I’m not entirely hostile to Metcalf’s argument. He’s right that The Searchers is a difficult film to watch, and right that there seem to be some glaring problems (most notably Ford’s need to clumsily provide the occasional comic relief). In some sense, The Man Who Shot Liberty Valance, for example, holds together better as a movie. Even on this point I don’t think that Metcalf is completely fair, however. The frequent cuts to the homestead serve to illustrate the passage of time, and the finale (where Scar apparently decides to stop running and leave himself open to cavalry attack) makes more sense that I think Metcalf would allow. Metcalf also feels the unfortunate need to point out that Ford was an unlikable cuss who probably wouldn’t have enjoyed a film studies class, but while true this is pointless and irrelevant.

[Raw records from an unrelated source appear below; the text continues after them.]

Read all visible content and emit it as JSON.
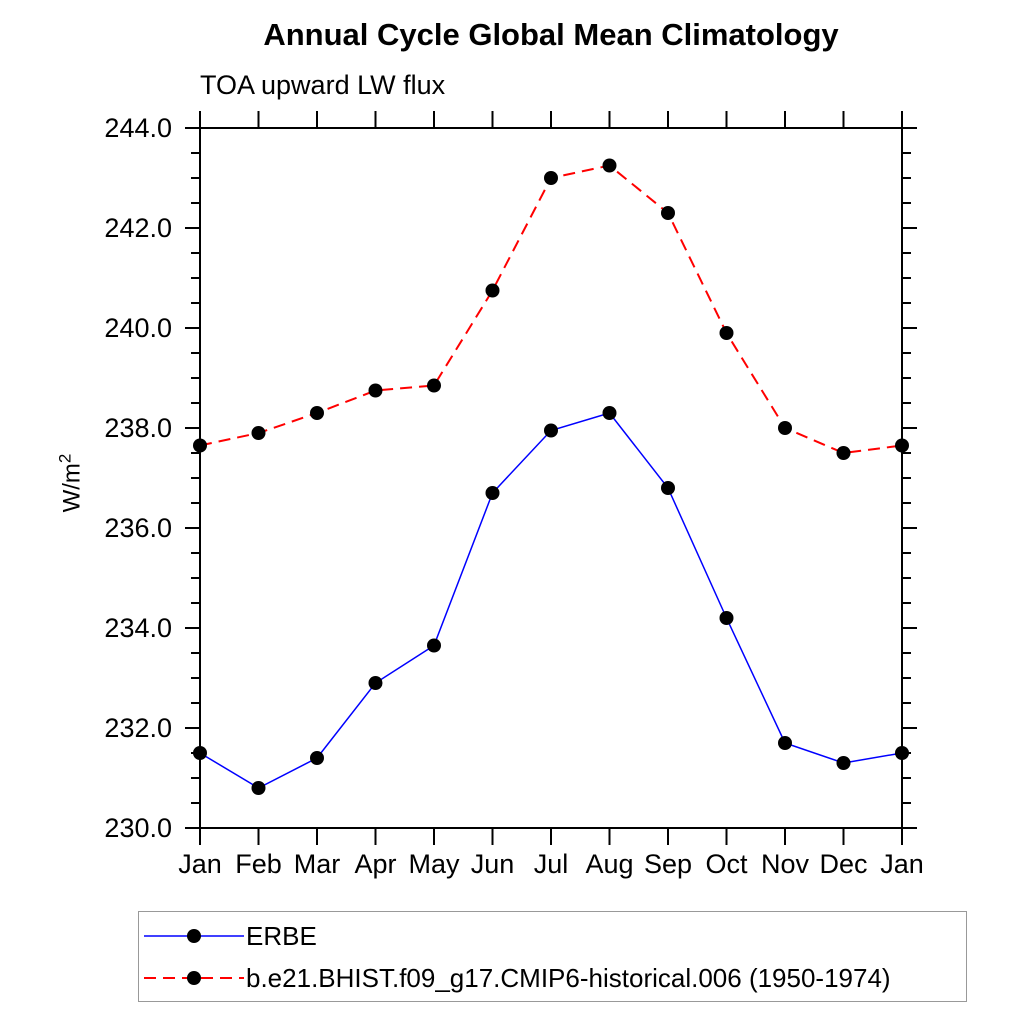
{
  "chart_data": {
    "type": "line",
    "title": "Annual Cycle Global Mean Climatology",
    "subtitle": "TOA upward LW flux",
    "ylabel_base": "W/m",
    "ylabel_exp": "2",
    "categories": [
      "Jan",
      "Feb",
      "Mar",
      "Apr",
      "May",
      "Jun",
      "Jul",
      "Aug",
      "Sep",
      "Oct",
      "Nov",
      "Dec",
      "Jan"
    ],
    "ylim": [
      230.0,
      244.0
    ],
    "ytick_major_interval": 2.0,
    "ytick_minor_interval": 0.5,
    "ytick_labels": [
      "230.0",
      "232.0",
      "234.0",
      "236.0",
      "238.0",
      "240.0",
      "242.0",
      "244.0"
    ],
    "grid": false,
    "axis_color": "#000000",
    "legend_position": "bottom-left",
    "series": [
      {
        "name": "ERBE",
        "line_color": "#0000ff",
        "line_style": "solid",
        "line_width": 1.5,
        "marker": "filled-circle",
        "marker_color": "#000000",
        "values": [
          231.5,
          230.8,
          231.4,
          232.9,
          233.65,
          236.7,
          237.95,
          238.3,
          236.8,
          234.2,
          231.7,
          231.3,
          231.5
        ]
      },
      {
        "name": "b.e21.BHIST.f09_g17.CMIP6-historical.006 (1950-1974)",
        "line_color": "#ff0000",
        "line_style": "dashed",
        "line_width": 2,
        "marker": "filled-circle",
        "marker_color": "#000000",
        "values": [
          237.65,
          237.9,
          238.3,
          238.75,
          238.85,
          240.75,
          243.0,
          243.25,
          242.3,
          239.9,
          238.0,
          237.5,
          237.65
        ]
      }
    ]
  }
}
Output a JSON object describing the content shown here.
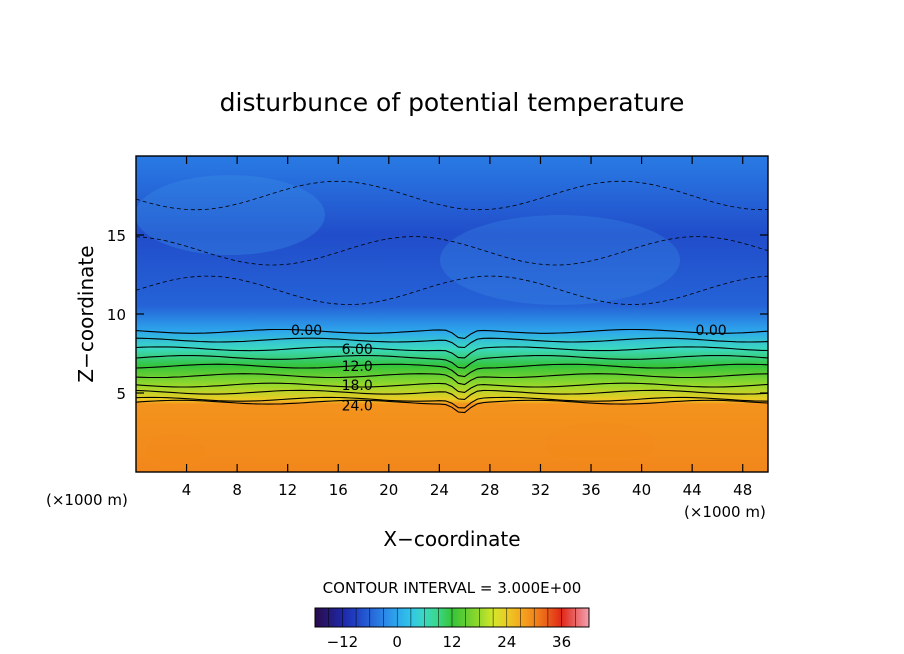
{
  "chart_data": {
    "type": "heatmap",
    "title": "disturbunce of potential temperature",
    "xlabel": "X−coordinate",
    "ylabel": "Z−coordinate",
    "x_unit_label": "(×1000 m)",
    "x_unit_label_right": "(×1000 m)",
    "xlim": [
      0,
      50
    ],
    "ylim": [
      0,
      20
    ],
    "x_ticks": [
      "4",
      "8",
      "12",
      "16",
      "20",
      "24",
      "28",
      "32",
      "36",
      "40",
      "44",
      "48"
    ],
    "y_ticks": [
      "5",
      "10",
      "15"
    ],
    "contour_interval_text": "CONTOUR INTERVAL = 3.000E+00",
    "contour_labels": [
      {
        "text": "0.00",
        "x": 13.5,
        "y": 9.0
      },
      {
        "text": "0.00",
        "x": 45.5,
        "y": 9.0
      },
      {
        "text": "6.00",
        "x": 17.5,
        "y": 7.8
      },
      {
        "text": "12.0",
        "x": 17.5,
        "y": 6.7
      },
      {
        "text": "18.0",
        "x": 17.5,
        "y": 5.5
      },
      {
        "text": "24.0",
        "x": 17.5,
        "y": 4.2
      }
    ],
    "vertical_profile": [
      {
        "z": 0.0,
        "theta": 30
      },
      {
        "z": 4.3,
        "theta": 29
      },
      {
        "z": 4.6,
        "theta": 24
      },
      {
        "z": 5.5,
        "theta": 18
      },
      {
        "z": 6.7,
        "theta": 12
      },
      {
        "z": 7.8,
        "theta": 6
      },
      {
        "z": 8.9,
        "theta": 0
      },
      {
        "z": 10.5,
        "theta": -6
      },
      {
        "z": 15.0,
        "theta": -8
      },
      {
        "z": 18.5,
        "theta": -5
      },
      {
        "z": 20.0,
        "theta": -4
      }
    ],
    "colorbar": {
      "min": -18,
      "max": 42,
      "ticks": [
        "−12",
        "0",
        "12",
        "24",
        "36"
      ],
      "tick_values": [
        -12,
        0,
        12,
        24,
        36
      ]
    },
    "colors": {
      "warm_layer": "#f6961f",
      "cool_layer": "#2fb7ef",
      "frame": "#000000"
    }
  }
}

The problem I have with Metcalf is that he seems to think that because The Searchers leaves open questions that can be talked about, it’s a failure as a movie. Again, the comparison with Liberty Valance is instructive; the hero and narrative in the latter are far more conventional, understandable, and in some sense enjoyable. But there’s something to be said for a film that includes as intractable a hero as Ethan Edwards and as many iconic sequences as The Searchers. There’s often a trade off in evaluating film between a movie that holds together very well and one that combines some extraordinary scenes and performances with some weakeer segments. It’s not surprising, I suppose, that film students prefer and idolize the latter rather than the former. A similar comparison from Spielberg would be the difference between Catch Me if You Can, which is solid throughout, and Saving Private Ryan, which combines some indelible sequences with a lot of long, slow, boring, and conventional scenes.

So the question is partially one of preference, and I can understand Metcalf’s position. It’s too bad, though, that he feels he needs to conform to the Slate “snarky contrarian” style of writing, because it makes him sound like a damn wanker.